The legendary hurler’s passing was felt throughout the game.

Bob Gibson Baseball Hall of Fame 1981 Photo by Sporting News via Getty Images/Sporting News via Getty Images via Getty Images

No more than a half-hour removed from the final out of the Cardinals’ 2020 season on Friday night, news broke that legendary right-hander Bob Gibson had passed away after a battle with pancreatic cancer. Gibson was 84 years old.

Gibson pitched 17 seasons for the Cardinals and finished his dazzling career with a 251-174 record, 2.91 ERA, and 3,117 strikeouts.

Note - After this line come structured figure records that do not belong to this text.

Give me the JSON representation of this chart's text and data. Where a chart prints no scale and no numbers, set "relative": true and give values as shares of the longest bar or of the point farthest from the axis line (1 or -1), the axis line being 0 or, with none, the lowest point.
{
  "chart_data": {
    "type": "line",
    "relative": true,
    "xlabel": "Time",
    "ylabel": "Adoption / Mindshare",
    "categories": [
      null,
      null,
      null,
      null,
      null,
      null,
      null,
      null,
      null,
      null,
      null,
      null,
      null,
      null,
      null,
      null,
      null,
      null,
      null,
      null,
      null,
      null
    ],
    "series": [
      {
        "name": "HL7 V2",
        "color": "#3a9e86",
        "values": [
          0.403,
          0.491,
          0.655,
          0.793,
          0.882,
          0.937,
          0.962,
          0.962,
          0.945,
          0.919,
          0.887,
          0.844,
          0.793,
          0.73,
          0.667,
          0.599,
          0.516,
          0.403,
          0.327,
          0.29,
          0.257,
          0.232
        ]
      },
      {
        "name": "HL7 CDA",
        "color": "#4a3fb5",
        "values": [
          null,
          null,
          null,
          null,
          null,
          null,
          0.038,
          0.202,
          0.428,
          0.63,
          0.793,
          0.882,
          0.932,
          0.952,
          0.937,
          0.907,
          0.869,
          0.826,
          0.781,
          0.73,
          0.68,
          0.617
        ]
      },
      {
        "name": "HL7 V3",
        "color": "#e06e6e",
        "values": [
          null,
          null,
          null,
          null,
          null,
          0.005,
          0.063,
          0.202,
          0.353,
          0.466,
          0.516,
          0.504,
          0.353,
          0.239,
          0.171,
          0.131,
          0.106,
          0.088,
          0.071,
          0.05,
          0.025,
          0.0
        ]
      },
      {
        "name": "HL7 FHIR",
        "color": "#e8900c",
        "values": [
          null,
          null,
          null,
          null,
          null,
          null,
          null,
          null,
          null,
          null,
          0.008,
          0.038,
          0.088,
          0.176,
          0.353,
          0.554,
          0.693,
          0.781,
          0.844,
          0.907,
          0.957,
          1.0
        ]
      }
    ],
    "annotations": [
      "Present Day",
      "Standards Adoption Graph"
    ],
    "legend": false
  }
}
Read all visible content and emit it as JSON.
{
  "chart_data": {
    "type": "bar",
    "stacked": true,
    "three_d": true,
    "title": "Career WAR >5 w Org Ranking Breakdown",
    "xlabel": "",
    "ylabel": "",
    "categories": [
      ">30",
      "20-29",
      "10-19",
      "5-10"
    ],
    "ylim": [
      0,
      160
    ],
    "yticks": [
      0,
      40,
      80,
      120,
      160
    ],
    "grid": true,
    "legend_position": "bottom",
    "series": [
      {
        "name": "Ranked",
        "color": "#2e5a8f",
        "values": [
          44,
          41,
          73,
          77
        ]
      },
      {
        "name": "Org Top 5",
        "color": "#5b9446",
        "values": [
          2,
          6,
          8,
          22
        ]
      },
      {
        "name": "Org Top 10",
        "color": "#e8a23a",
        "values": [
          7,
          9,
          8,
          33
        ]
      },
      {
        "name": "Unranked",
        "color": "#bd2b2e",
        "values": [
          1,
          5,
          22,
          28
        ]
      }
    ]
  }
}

Gibson led the Cardinals to World Series championships in 1964 and 1967 and was the MVP in both of those series.

Gibson was the National League Cy Young Award winner in 1968 and 1970, and he was also the league MVP in ‘68 — the year he started 34 games (and finished 28 of them — 13 as shutouts) and posted a 1.12 ERA with 268 punchouts. Friday was the 52nd anniversary of Gibson’s 17-strikeout gem against the Tigers in Game 1 of the 1968 World Series. Gibson was inducted into the National Baseball Hall of Fame in 1981.

Following the Cardinals’ 4-0 loss to the Padres on Friday night in the third and final game of the Wild Card series, tributes began to flood social media from Gibson’s countless fans, friends, and mentees.

This has been an incredibly tough month for the Cardinals organization. Back on September 6th, Gibson’s longtime teammate Lou Brock passed away after a battle with cancer at the age of 81. In the middle of the month, 46-year-old Charles Peterson, a scout for the club since 2012, died after a month-long fight with COVID-19. Peterson was the signing scout for the Cardinals’ top pick of 2020, outfielder Jordan Walker, as well as catcher Andrew Knizner.


What’s your favorite memory of Gibson? My favorite memory of Gibson stemmed from a story my late grandfather loved to share.

My grandpa was in St. Louis on a humid July day in 1967, for a game between the Pirates and Cardinals. “With enough cold beer, it is never too hot for baseball,” he would say. My grandpa recalled a line drive shot up the middle by Roberto Clemente. The crack off Clemente’s bat was quickly followed by another crack; the second crack was Gibson’s leg breaking. “That fella was tougher than tough, Josey,” he said with a smirk. “They just don’t make many like him.”

Gibson pitched to three more batters before exiting the game. He returned to the club in just under two months and led the team to the ‘67 crown.